Well-executed décor and video projections greatly enhance the performance.  A gorgeous array of huge gold gilt picture frames surround the Steinway on the Thrust stage.  These antique frames serve as video portals for Felder’s well-curated of selection of personal and archival news photos, newsreel footage, and famous artworks.  Set in the glow of the midnight blue stage, with Jura’s punctuated playing, it’s a sight to behold.  Particularly riveting are portraits of family members, glorious shots of old Vienna, and the devastation of the London Blitzkrieg which destroyed Lisa’s place of asylum in London, the home for young refugees at 243 Willesden Lane.

The impact of this inspiring performance comes in waves…. What strength it must take for Golabek to channel her mother on a daily basis, knowing full well that she is here and only able to do what she does because of her grandparents’ sacrifice that allowed for her mother to pursue her dream.

Based on the book The Children of Willesden Lane (Grand Central Publishing, 2002) by Mona Golabek and Lee Cohen.  Starring Mona Golabek as Lisa Jura

Creative team: Trevor Hay and Hershey Felder (scenic designers), Jaclyn Maduff (costume designer), Christopher Rynne (lighting designer), Erik Carstensen (sound designer), Andrew Wilder and Greg Sowizdrzal (projection designers).

Run-time is 90 minutes, with no intermission.

Post-play discussions: Thursday 11/14, Tuesday 11/19, and Friday 12/6 following the performance and after all weekend matinees

Repartee: FREE docent talks @ 7:00 PM on Tuesday and Thursdays and free discussions after all weekend matinees

Details: Pianist of Willesden Lane, has been extended through January 5, 2014 at Berkeley Repertory Theatre’s Thrust Theatre, 2015 Addison Street @ Shattuck, Berkeley, CA 94704. Performances are Tues-Sun with matinees on Sat, Sun and some Thurs.  Tickets: $29 to $89.  Discounts:  Half-price tickets available for anyone under 30 years of age; $10 discount for students and seniors one hour before curtain.

Parking:  Paid parking is readily available at over 5 parking garages as close as one block from the theatre.

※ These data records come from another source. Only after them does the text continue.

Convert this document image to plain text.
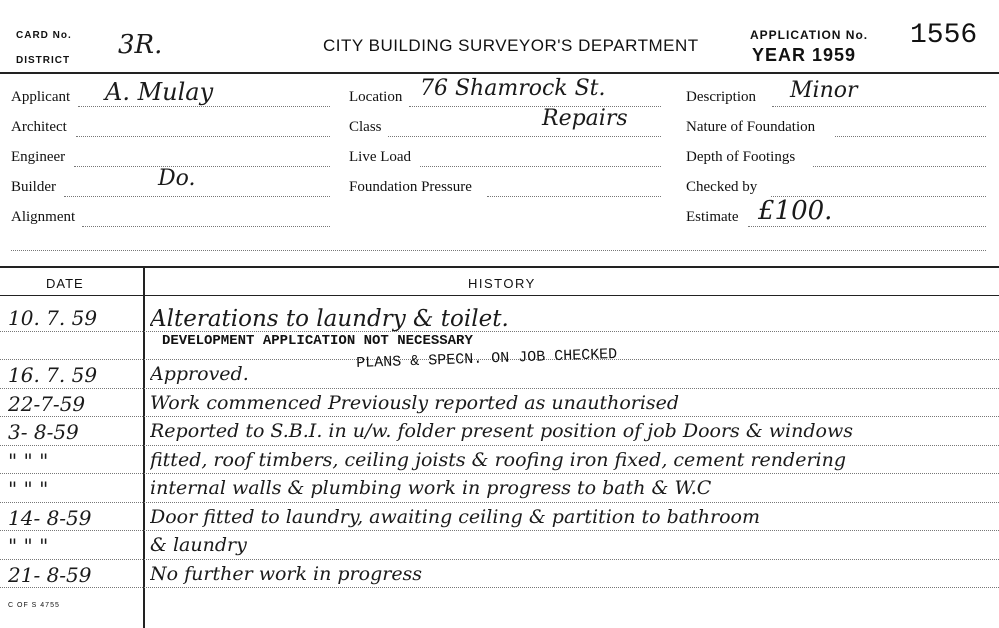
CARD No.
DISTRICT
3R.	CITY BUILDING SURVEYOR'S DEPARTMENT
APPLICATION No. 1556
YEAR 1959
Applicant A. Mulay
Architect
Engineer
Builder	Do.
Alignment
Location 76 Shamrock St.
Class	Repairs
Live Load
Foundation Pressure
Description Minor
Nature of Foundation
Depth of Footings
Checked by
Estimate £100.
DATE	HISTORY
10. 7. 59 Alterations to laundry & toilet.
16. 7. 59	Approved.
22-7-59	Work commenced Previously reported as unauthorised
3- 8-59	Reported to S.B.I. in u/w. folder present position of job Doors & windows
" " "	fitted, roof timbers, ceiling joists & roofing iron fixed, cement rendering
" " "	internal walls & plumbing work in progress to bath & W.C
14- 8-59	Door fitted to laundry, awaiting ceiling & partition to bathroom
" " "	& laundry
21- 8-59	No further work in progress
DEVELOPMENT APPLICATION NOT NECESSARY
PLANS & SPECN. ON JOB CHECKED
C OF S 4755
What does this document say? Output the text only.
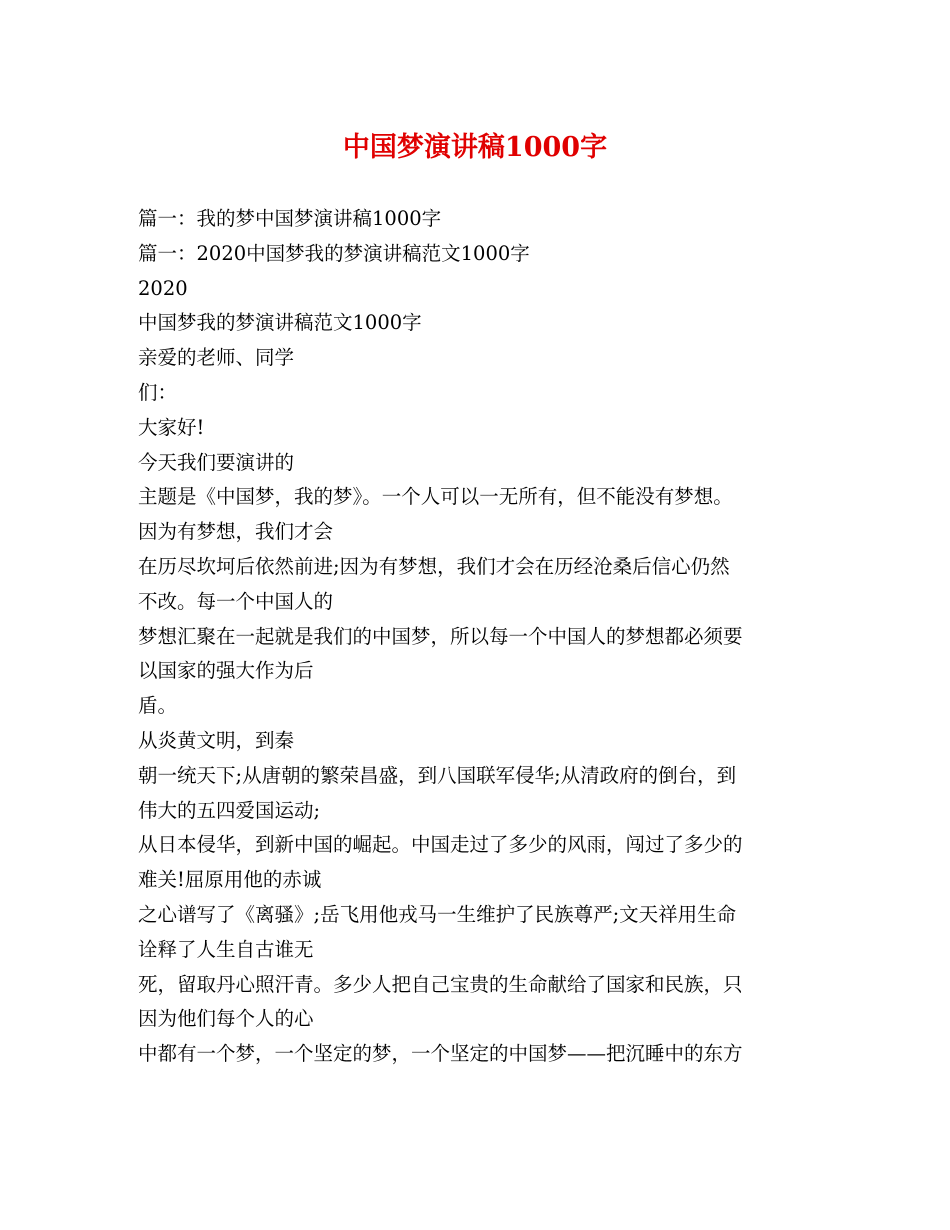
中国梦演讲稿1000字
篇一：我的梦中国梦演讲稿1000字
篇一：2020中国梦我的梦演讲稿范文1000字
2020
中国梦我的梦演讲稿范文1000字
亲爱的老师、同学
们：
大家好!
今天我们要演讲的
主题是《中国梦，我的梦》。一个人可以一无所有，但不能没有梦想。
因为有梦想，我们才会
在历尽坎坷后依然前进;因为有梦想，我们才会在历经沧桑后信心仍然
不改。每一个中国人的
梦想汇聚在一起就是我们的中国梦，所以每一个中国人的梦想都必须要
以国家的强大作为后
盾。
从炎黄文明，到秦
朝一统天下;从唐朝的繁荣昌盛，到八国联军侵华;从清政府的倒台，到
伟大的五四爱国运动;
从日本侵华，到新中国的崛起。中国走过了多少的风雨，闯过了多少的
难关!屈原用他的赤诚
之心谱写了《离骚》;岳飞用他戎马一生维护了民族尊严;文天祥用生命
诠释了人生自古谁无
死，留取丹心照汗青。多少人把自己宝贵的生命献给了国家和民族，只
因为他们每个人的心
中都有一个梦，一个坚定的梦，一个坚定的中国梦——把沉睡中的东方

The Allston Way Garage, 2061 Allston Way, between Milvia and Shattuck, offers $3 parking Tuesday–Friday after 6 PM or all day on Saturday or Sunday when your garage-issued parking ticket is accompanied by a free voucher ticket that is available in the theatre lobby.  These new tickets accommodate the newly automated parking garage’s ticket machines and are available in a pile located where the ink stamp used to be.